The Grace Period Provision
These are the guaranteed amount received in case the plan is terminated prior to the death of the insured or the maturity of the policy. These are the savings element of policies.
Cash Values
These are paid on participating policies. At the end of the year, the company issuing participating policies looks over the year’s operations.
Dividends
Dividends Options
- Choose to have their dividends paid in cash.
- Use them to help reduce premium payments.
- Leave them with the company to accumulate and earn interest. This will give the policyowner maximum available cash in case of emergencies.
- Use them to purchase paid-up insurance or paid-up additions.
- Use them to buy Yearly Renewable Term insurance with any extra cash remaining on deposit with the company and earning interest at a rate to be declared by the company from time to time
Are options a policyowner has when they want to stop paying for their premiums on whole life and endowment policies. Companies may also elect an automatic _____ upon the application.
Non-Forfeiture Options
Kinds of Non-Forfeiture Options
Cash Surrender Value (CSV)
Reduced Paid-Up (RPU)
Extended Term Insurance (ETI)
Automatic Premium Loan (APL)
This gives the policyowner the right to exchange the policy for its equivalent cash value. The cash value is the savings element of permanent life insurance policies. This option is drastic and final. The policyowner can claim an immediate payment of cash but when this option is applied, the contract stops completely.
The Cash Surrender Value Option
In this option, when the policyowner is unable to make premium payments but still needs life insurance protection, the option will take the cash value built up to purchase paid-up insurance. This means that because the policyowner will stop paying premiums, the new face amount of the client will be smaller but his life insurance protection will still continue until age 100.

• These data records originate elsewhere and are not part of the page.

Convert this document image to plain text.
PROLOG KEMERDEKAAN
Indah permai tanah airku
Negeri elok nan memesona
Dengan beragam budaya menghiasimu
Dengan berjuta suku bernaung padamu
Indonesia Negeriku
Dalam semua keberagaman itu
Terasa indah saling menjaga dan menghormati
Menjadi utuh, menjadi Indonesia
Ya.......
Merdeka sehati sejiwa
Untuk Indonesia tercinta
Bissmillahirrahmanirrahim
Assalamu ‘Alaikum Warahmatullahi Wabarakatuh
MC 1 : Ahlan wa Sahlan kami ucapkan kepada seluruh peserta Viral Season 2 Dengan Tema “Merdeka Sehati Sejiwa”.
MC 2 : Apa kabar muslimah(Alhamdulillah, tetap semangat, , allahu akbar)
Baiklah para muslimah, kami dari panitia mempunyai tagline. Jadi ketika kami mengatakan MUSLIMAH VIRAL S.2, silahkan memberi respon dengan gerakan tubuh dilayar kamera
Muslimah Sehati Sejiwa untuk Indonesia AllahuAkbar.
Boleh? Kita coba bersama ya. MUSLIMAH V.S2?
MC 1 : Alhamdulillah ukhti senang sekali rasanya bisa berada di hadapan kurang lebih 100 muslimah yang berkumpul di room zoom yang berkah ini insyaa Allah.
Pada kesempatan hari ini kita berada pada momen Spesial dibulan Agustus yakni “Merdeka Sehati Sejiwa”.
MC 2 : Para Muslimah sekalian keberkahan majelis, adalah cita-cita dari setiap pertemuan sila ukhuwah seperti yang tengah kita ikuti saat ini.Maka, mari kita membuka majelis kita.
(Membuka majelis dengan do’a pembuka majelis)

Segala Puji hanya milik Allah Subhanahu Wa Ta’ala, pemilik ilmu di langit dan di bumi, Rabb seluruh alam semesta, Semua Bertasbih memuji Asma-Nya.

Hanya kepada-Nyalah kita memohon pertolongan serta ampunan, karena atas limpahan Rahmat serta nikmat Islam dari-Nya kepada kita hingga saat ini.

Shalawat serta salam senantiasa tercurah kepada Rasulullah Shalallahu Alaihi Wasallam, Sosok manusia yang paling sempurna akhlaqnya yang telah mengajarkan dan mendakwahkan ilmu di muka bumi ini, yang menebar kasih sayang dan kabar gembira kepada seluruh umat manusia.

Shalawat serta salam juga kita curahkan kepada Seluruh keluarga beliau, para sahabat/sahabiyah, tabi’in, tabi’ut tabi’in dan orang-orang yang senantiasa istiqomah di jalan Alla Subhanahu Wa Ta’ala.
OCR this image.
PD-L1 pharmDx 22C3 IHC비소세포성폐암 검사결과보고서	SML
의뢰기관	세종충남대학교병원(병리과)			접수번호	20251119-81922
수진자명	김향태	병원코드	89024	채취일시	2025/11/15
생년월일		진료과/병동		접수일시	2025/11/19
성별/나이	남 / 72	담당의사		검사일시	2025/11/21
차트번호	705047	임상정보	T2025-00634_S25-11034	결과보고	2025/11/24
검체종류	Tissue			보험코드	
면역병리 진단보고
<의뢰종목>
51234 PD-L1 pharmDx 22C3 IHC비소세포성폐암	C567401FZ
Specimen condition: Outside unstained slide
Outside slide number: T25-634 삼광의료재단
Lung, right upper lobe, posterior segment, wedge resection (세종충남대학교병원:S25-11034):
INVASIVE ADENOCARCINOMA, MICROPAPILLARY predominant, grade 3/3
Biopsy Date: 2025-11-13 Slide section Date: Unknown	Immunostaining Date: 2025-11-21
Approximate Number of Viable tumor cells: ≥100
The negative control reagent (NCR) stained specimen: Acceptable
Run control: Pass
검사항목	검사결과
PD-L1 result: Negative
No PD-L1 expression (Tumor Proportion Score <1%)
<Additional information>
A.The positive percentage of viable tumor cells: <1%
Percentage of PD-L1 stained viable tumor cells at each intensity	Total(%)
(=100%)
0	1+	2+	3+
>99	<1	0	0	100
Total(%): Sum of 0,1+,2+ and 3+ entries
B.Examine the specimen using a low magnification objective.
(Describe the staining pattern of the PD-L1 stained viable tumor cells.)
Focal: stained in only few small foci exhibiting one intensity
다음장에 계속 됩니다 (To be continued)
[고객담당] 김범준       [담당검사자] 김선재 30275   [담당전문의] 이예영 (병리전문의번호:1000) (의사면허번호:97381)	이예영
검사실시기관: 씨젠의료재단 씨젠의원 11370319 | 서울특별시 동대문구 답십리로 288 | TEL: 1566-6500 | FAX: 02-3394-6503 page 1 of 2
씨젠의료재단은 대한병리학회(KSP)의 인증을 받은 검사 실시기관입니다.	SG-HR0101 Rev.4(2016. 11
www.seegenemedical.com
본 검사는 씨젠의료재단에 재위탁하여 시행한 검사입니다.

The Reduced Paid-Up Option or Paid-Up Insurance
When the policyowner is unable to continue premium payments, the company will continue to protect him for the original face amount but only until a specified period. In this option, the cash value is used to buy a term insurance contract which extends the period of protection even though no more premiums are being paid.
Extended Term Insurance Option
On this option, the company lends to the insured such an amount from the cash value to pay for overdue premiums. This can be done as long as there is sufficient cash value to keep the policy active. The policy will also remain in force for only such period. After the cash value has been exhausted, the policy will lapse unless premium payments are resumed and loans are paid.
Automatic Premium Loan Option
is a provision that may revive or save a policy even when it has already lapsed. Unless certain conditions apply, the policyowner has the right to reinstate the lapsed policy and bring its value up-to-date. However, this provision does not apply to policies that have been surrendered already for their equivalent cash value.
Reinstatement
The policyowner pays back all past due premiums plus interest on these premiums. The policyowner would also have to pay all outstanding loans plus interest due and even prove insurability.
Pure Reinstatement
A new premium would be charged to the policyowner based on the policyowner’s new attained age and a new contestable period and suicide clause starts over.
Redating
When the insured dies, the following circumstances are looked into:
Statement of Age Contestability Manner of Death Beneficiary Settlement
The age of the insured is very important to determine the correct premium rate for life insurance.
Statement of Age
Through this clause, the company is given two years to rescind or contest the validity of the life insurance contract by reason of concealment or misrepresentation upon the death of the insured. The incontestable period will not begin until the policy has been in force for two years during the lifetime of the insured.
Contestability
Are ways wherein the company can hold in trust the proceeds of the policy. The company guarantees the absolute safety of funds and keeps them profitably invested so that they will earn a fair rate of interest.
Settlement Options
The first person in line to receive the death proceeds is called the primary beneficiary. This is usually the insured’s immediate family, or someone the insured financially supports.